Development and characterization of gelatin-starch bioplastics: A comparative study of cassava, corn, and rice-based alternatives

Abstract

The increasing global challenge of plastic pollution necessitates the exploration of sustainable alternatives to conventional plastics. This study investigates the development of bioplastics using pharmaceutical gelatin residue combined with starches derived from cassava, corn, and rice. The primary objective is to enhance bioplastic formulations by evaluating their mechanical, thermal, and biodegradability characteristics. The bioplastics were subjected to Fourier-transform infrared (FTIR) spectroscopy, Thermogravimetric analysis (TGA), and scanning electron microscopy (SEM) to assess their properties.
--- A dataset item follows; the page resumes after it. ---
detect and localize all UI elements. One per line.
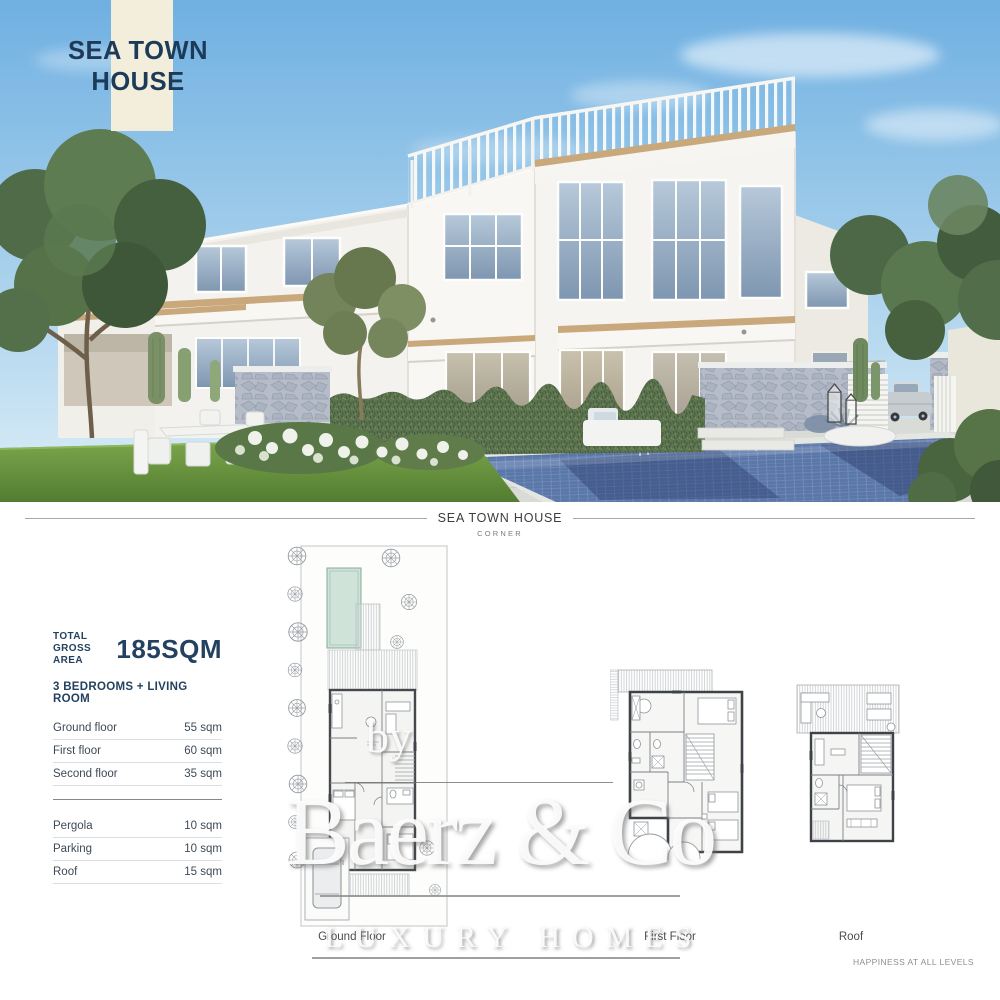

The results indicate that cassava-based bioplastics exhibit superior hardness, water absorption, and biodegradation rate performance compared to their corn and rice counterparts. Specifically, cassava bioplastics demonstrated a hardness of 57.2 N, a water absorption capacity of 139.8 %, and a biodegradation rate of 67.0 % after 7 days. These findings underscore the potential of cassava-based bioplastics as viable, sustainable alternatives derived from renewable resources, offering an environmentally friendly solution to reduce plastic waste across various sectors, including packaging and agriculture.